Emu tops this list at over 28 grams per 100 grams cooked, roughly 4 to 5 grams more than conventional beef. Elk and venison come in close behind. These meats are also exceptionally lean, which is why their protein density is so high. The tradeoff is availability and cost. Bison has become easier to find in mainstream grocery stores, while emu and elk typically require a specialty butcher or online order.

Organ Meats Pack a Protein Punch

Organ meats are more nutrient-dense than muscle meat in several categories, and protein is one of them. Cooked beef liver provides about 29 grams of protein per 100-gram serving, rivaling chicken breast. Liver also delivers enormous amounts of B vitamins, iron, and vitamin A that muscle cuts can’t match. Heart and kidney offer similar protein levels with their own distinct nutrient profiles.

The obvious barrier is taste. Organ meats have strong, distinctive flavors that not everyone enjoys. If you can tolerate them, they’re among the most nutritionally complete protein sources available.

Dried and Processed Meats

Beef jerky has an unusually high protein density by weight because nearly all the moisture has been removed. A single ounce covers close to 10% of most adults’ daily protein needs. However, jerky and other processed meats like deli turkey or salami come with high sodium levels that offset some of the protein advantage. They work well as portable, high-protein snacks but aren’t ideal as your primary protein source throughout the day.

Protein Quality, Not Just Quantity

Grams of protein per serving only tells part of the story. How well your body can actually absorb and use that protein matters too. Scientists measure this using a score called DIAAS (Digestible Indispensable Amino Acid Score), where anything above 100 is considered excellent. Research from the University of Illinois tested a range of meat products and found that nearly all scored above 100 for adults: pork loin scored 139, medium ribeye roast hit 130, and ham reached 126. Even beef jerky scored 120.

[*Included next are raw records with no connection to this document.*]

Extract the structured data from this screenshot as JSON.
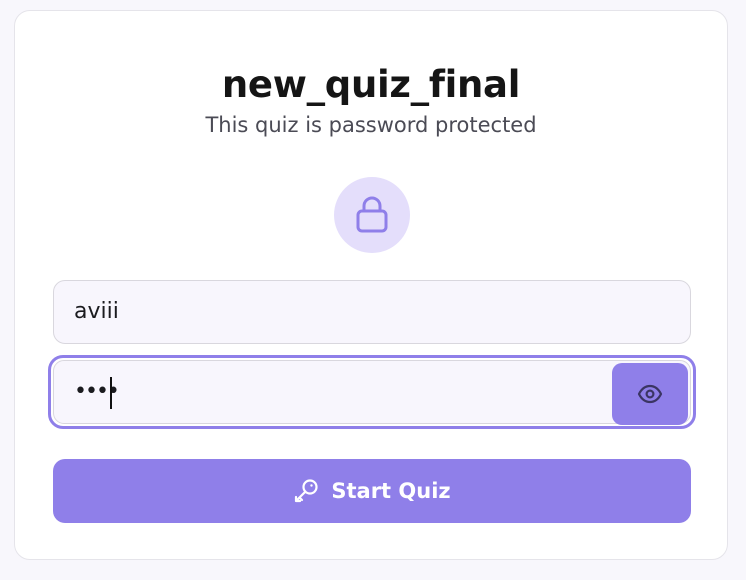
{
  "quiz": {
    "title": "new_quiz_final",
    "subtitle": "This quiz is password protected"
  },
  "form": {
    "username_value": "aviii",
    "password_masked": "••••",
    "start_label": "Start Quiz"
  },
  "icons": {
    "lock": "lock-icon",
    "eye": "eye-icon",
    "key": "key-icon"
  },
  "colors": {
    "accent": "#8f7fe9",
    "lock_bg": "#e4defb"
  }
}
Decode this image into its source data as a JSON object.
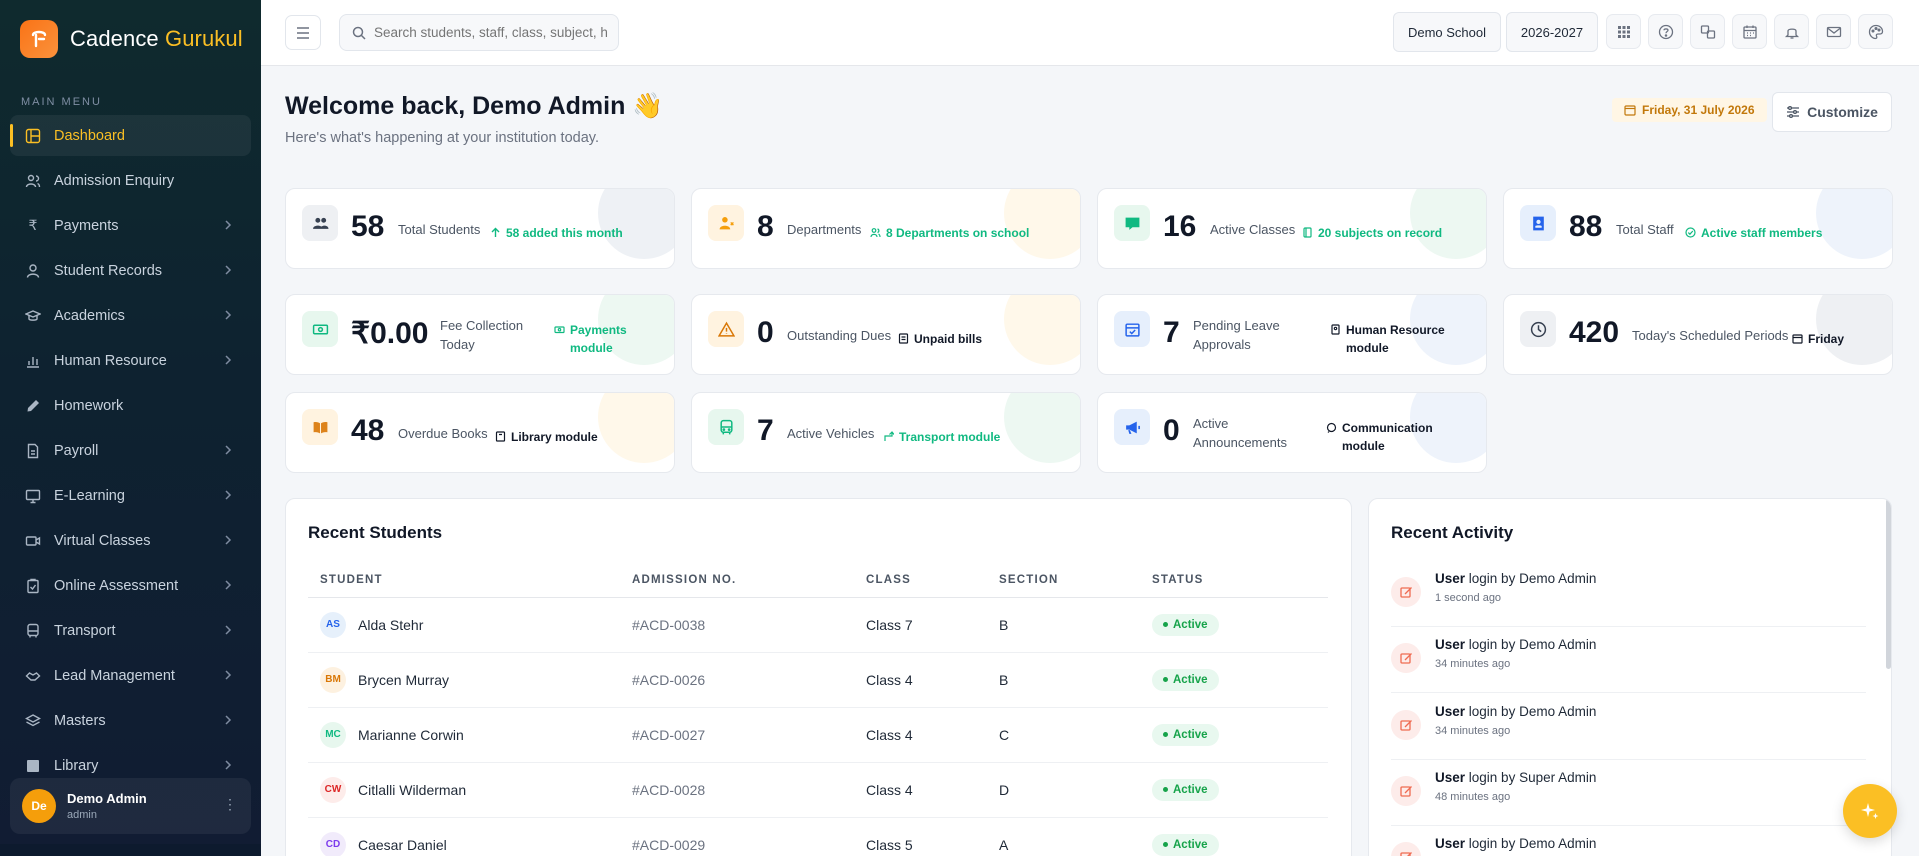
{
  "brand": {
    "name_main": "Cadence",
    "name_accent": "Gurukul"
  },
  "sidebar": {
    "heading": "MAIN MENU",
    "items": [
      {
        "label": "Dashboard",
        "icon": "dashboard-icon",
        "active": true
      },
      {
        "label": "Admission Enquiry",
        "icon": "users-icon"
      },
      {
        "label": "Payments",
        "icon": "rupee-icon",
        "chevron": true
      },
      {
        "label": "Student Records",
        "icon": "student-icon",
        "chevron": true
      },
      {
        "label": "Academics",
        "icon": "graduation-cap-icon",
        "chevron": true
      },
      {
        "label": "Human Resource",
        "icon": "bar-chart-icon",
        "chevron": true
      },
      {
        "label": "Homework",
        "icon": "pencil-icon"
      },
      {
        "label": "Payroll",
        "icon": "document-icon",
        "chevron": true
      },
      {
        "label": "E-Learning",
        "icon": "monitor-icon",
        "chevron": true
      },
      {
        "label": "Virtual Classes",
        "icon": "video-icon",
        "chevron": true
      },
      {
        "label": "Online Assessment",
        "icon": "clipboard-icon",
        "chevron": true
      },
      {
        "label": "Transport",
        "icon": "bus-icon",
        "chevron": true
      },
      {
        "label": "Lead Management",
        "icon": "handshake-icon",
        "chevron": true
      },
      {
        "label": "Masters",
        "icon": "layers-icon",
        "chevron": true
      },
      {
        "label": "Library",
        "icon": "book-icon",
        "chevron": true
      }
    ],
    "user": {
      "initials": "De",
      "name": "Demo Admin",
      "role": "admin"
    }
  },
  "topbar": {
    "search_placeholder": "Search students, staff, class, subject, h",
    "school": "Demo School",
    "year": "2026-2027"
  },
  "main": {
    "welcome": "Welcome back, Demo Admin 👋",
    "subtitle": "Here's what's happening at your institution today.",
    "date": "Friday, 31 July 2026",
    "customize": "Customize"
  },
  "stats": [
    {
      "value": "58",
      "label": "Total Students",
      "note": "58 added this month"
    },
    {
      "value": "8",
      "label": "Departments",
      "note": "8 Departments on school"
    },
    {
      "value": "16",
      "label": "Active Classes",
      "note": "20 subjects on record"
    },
    {
      "value": "88",
      "label": "Total Staff",
      "note": "Active staff members"
    },
    {
      "value": "₹0.00",
      "label": "Fee Collection Today",
      "note": "Payments module"
    },
    {
      "value": "0",
      "label": "Outstanding Dues",
      "note": "Unpaid bills"
    },
    {
      "value": "7",
      "label": "Pending Leave Approvals",
      "note": "Human Resource module"
    },
    {
      "value": "420",
      "label": "Today's Scheduled Periods",
      "note": "Friday"
    },
    {
      "value": "48",
      "label": "Overdue Books",
      "note": "Library module"
    },
    {
      "value": "7",
      "label": "Active Vehicles",
      "note": "Transport module"
    },
    {
      "value": "0",
      "label": "Active Announcements",
      "note": "Communication module"
    }
  ],
  "recent_students": {
    "title": "Recent Students",
    "columns": [
      "STUDENT",
      "ADMISSION NO.",
      "CLASS",
      "SECTION",
      "STATUS"
    ],
    "rows": [
      {
        "initials": "AS",
        "name": "Alda Stehr",
        "admission": "#ACD-0038",
        "class": "Class 7",
        "section": "B",
        "status": "Active"
      },
      {
        "initials": "BM",
        "name": "Brycen Murray",
        "admission": "#ACD-0026",
        "class": "Class 4",
        "section": "B",
        "status": "Active"
      },
      {
        "initials": "MC",
        "name": "Marianne Corwin",
        "admission": "#ACD-0027",
        "class": "Class 4",
        "section": "C",
        "status": "Active"
      },
      {
        "initials": "CW",
        "name": "Citlalli Wilderman",
        "admission": "#ACD-0028",
        "class": "Class 4",
        "section": "D",
        "status": "Active"
      },
      {
        "initials": "CD",
        "name": "Caesar Daniel",
        "admission": "#ACD-0029",
        "class": "Class 5",
        "section": "A",
        "status": "Active"
      }
    ]
  },
  "recent_activity": {
    "title": "Recent Activity",
    "items": [
      {
        "user": "User",
        "text": " login by Demo Admin",
        "time": "1 second ago"
      },
      {
        "user": "User",
        "text": " login by Demo Admin",
        "time": "34 minutes ago"
      },
      {
        "user": "User",
        "text": " login by Demo Admin",
        "time": "34 minutes ago"
      },
      {
        "user": "User",
        "text": " login by Super Admin",
        "time": "48 minutes ago"
      },
      {
        "user": "User",
        "text": " login by Demo Admin",
        "time": ""
      }
    ]
  }
}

One interesting finding: cooking temperature affects digestibility. Well-done meats consistently scored lower than medium-cooked meats. A medium ribeye roast scored 130, while the same cut cooked well-done dropped to 107. Overcooking doesn’t destroy protein, but it does make some amino acids harder for your body to access. Cooking meat to a moderate internal temperature, rather than charring it, gives you slightly better protein utilization.

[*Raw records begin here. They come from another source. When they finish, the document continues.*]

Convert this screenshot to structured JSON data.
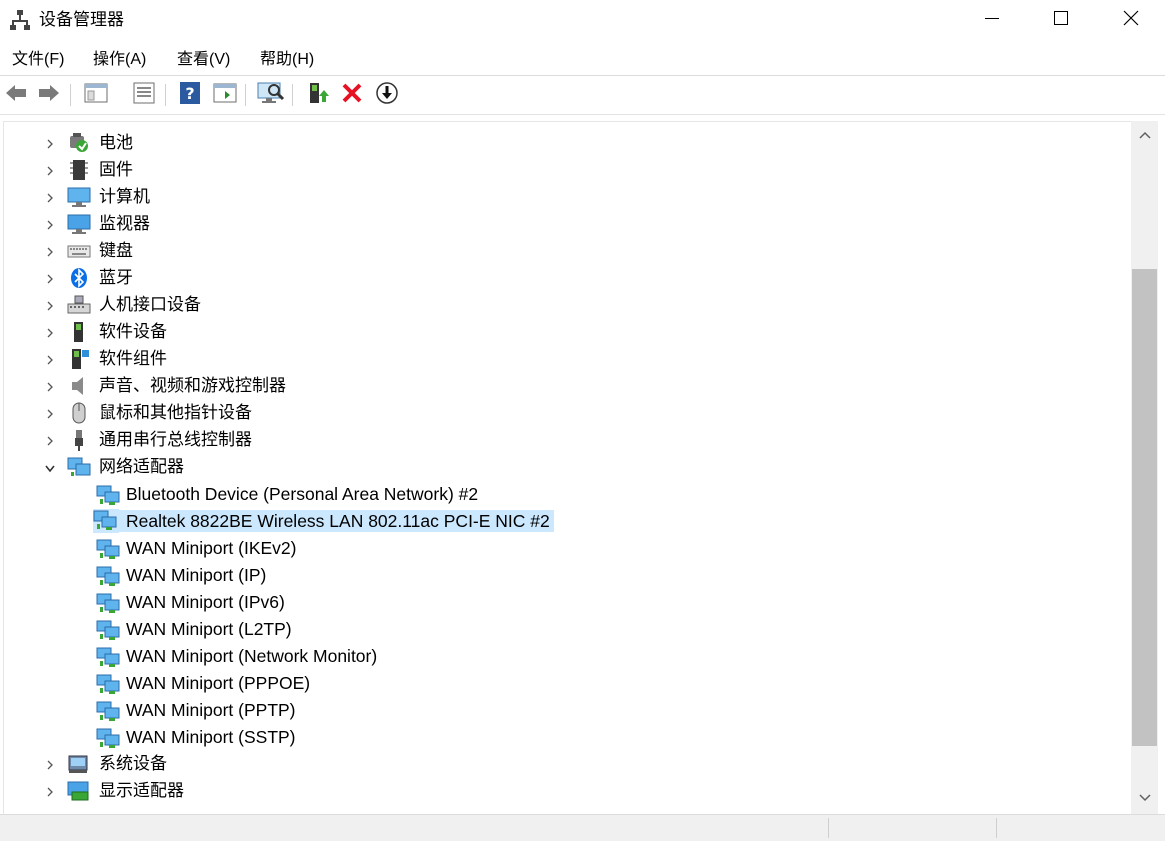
{
  "window": {
    "title": "设备管理器",
    "controls": [
      "minimize-icon",
      "maximize-icon",
      "close-icon"
    ]
  },
  "menu": [
    {
      "label": "文件(F)"
    },
    {
      "label": "操作(A)"
    },
    {
      "label": "查看(V)"
    },
    {
      "label": "帮助(H)"
    }
  ],
  "toolbar": {
    "buttons": [
      "back-icon",
      "forward-icon",
      "show-hide-tree-icon",
      "properties-icon",
      "help-icon",
      "action-pane-icon",
      "scan-hardware-icon",
      "update-driver-icon",
      "uninstall-icon",
      "disable-device-icon"
    ]
  },
  "tree": {
    "categories_top": [
      {
        "label": "电池",
        "icon": "battery-icon",
        "expanded": false
      },
      {
        "label": "固件",
        "icon": "firmware-chip-icon",
        "expanded": false
      },
      {
        "label": "计算机",
        "icon": "computer-icon",
        "expanded": false
      },
      {
        "label": "监视器",
        "icon": "monitor-icon",
        "expanded": false
      },
      {
        "label": "键盘",
        "icon": "keyboard-icon",
        "expanded": false
      },
      {
        "label": "蓝牙",
        "icon": "bluetooth-icon",
        "expanded": false
      },
      {
        "label": "人机接口设备",
        "icon": "hid-icon",
        "expanded": false
      },
      {
        "label": "软件设备",
        "icon": "software-device-icon",
        "expanded": false
      },
      {
        "label": "软件组件",
        "icon": "software-component-icon",
        "expanded": false
      },
      {
        "label": "声音、视频和游戏控制器",
        "icon": "speaker-icon",
        "expanded": false
      },
      {
        "label": "鼠标和其他指针设备",
        "icon": "mouse-icon",
        "expanded": false
      },
      {
        "label": "通用串行总线控制器",
        "icon": "usb-icon",
        "expanded": false
      },
      {
        "label": "网络适配器",
        "icon": "network-adapter-icon",
        "expanded": true
      }
    ],
    "network_devices": [
      {
        "label": "Bluetooth Device (Personal Area Network) #2",
        "selected": false
      },
      {
        "label": "Realtek 8822BE Wireless LAN 802.11ac PCI-E NIC #2",
        "selected": true
      },
      {
        "label": "WAN Miniport (IKEv2)",
        "selected": false
      },
      {
        "label": "WAN Miniport (IP)",
        "selected": false
      },
      {
        "label": "WAN Miniport (IPv6)",
        "selected": false
      },
      {
        "label": "WAN Miniport (L2TP)",
        "selected": false
      },
      {
        "label": "WAN Miniport (Network Monitor)",
        "selected": false
      },
      {
        "label": "WAN Miniport (PPPOE)",
        "selected": false
      },
      {
        "label": "WAN Miniport (PPTP)",
        "selected": false
      },
      {
        "label": "WAN Miniport (SSTP)",
        "selected": false
      }
    ],
    "categories_bottom": [
      {
        "label": "系统设备",
        "icon": "system-device-icon",
        "expanded": false
      },
      {
        "label": "显示适配器",
        "icon": "display-adapter-icon",
        "expanded": false
      }
    ]
  },
  "colors": {
    "selection": "#cce8ff",
    "network_icon": "#2f8fd8",
    "uninstall_red": "#e81123"
  }
}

Quick Comparison by the Numbers

Here’s a practical ranking of cooked meats by protein per 100 grams, combining the data above:

  • Chicken breast (skinless, roasted): ~29 g
  • Turkey breast (skinless, roasted): ~29 g
  • Beef top round (braised): ~29 g
  • Beef liver (cooked): 29 g
  • Emu (cooked): 28.4 g
  • Elk (cooked): 26.6 g
  • Venison (cooked): 26.5 g
  • Ostrich (cooked): 26.2 g
  • Bison (cooked): 25.4 g
  • Pork tenderloin (roasted): ~29 g per 100 g

The differences at the top are small. Chicken breast, turkey breast, lean beef cuts, pork tenderloin, and beef liver all cluster around 29 grams per 100 grams cooked. Game meats like elk and venison fall slightly below but compensate with very low fat content. For most people, the highest-protein meat is whichever lean cut you’ll actually cook and eat consistently.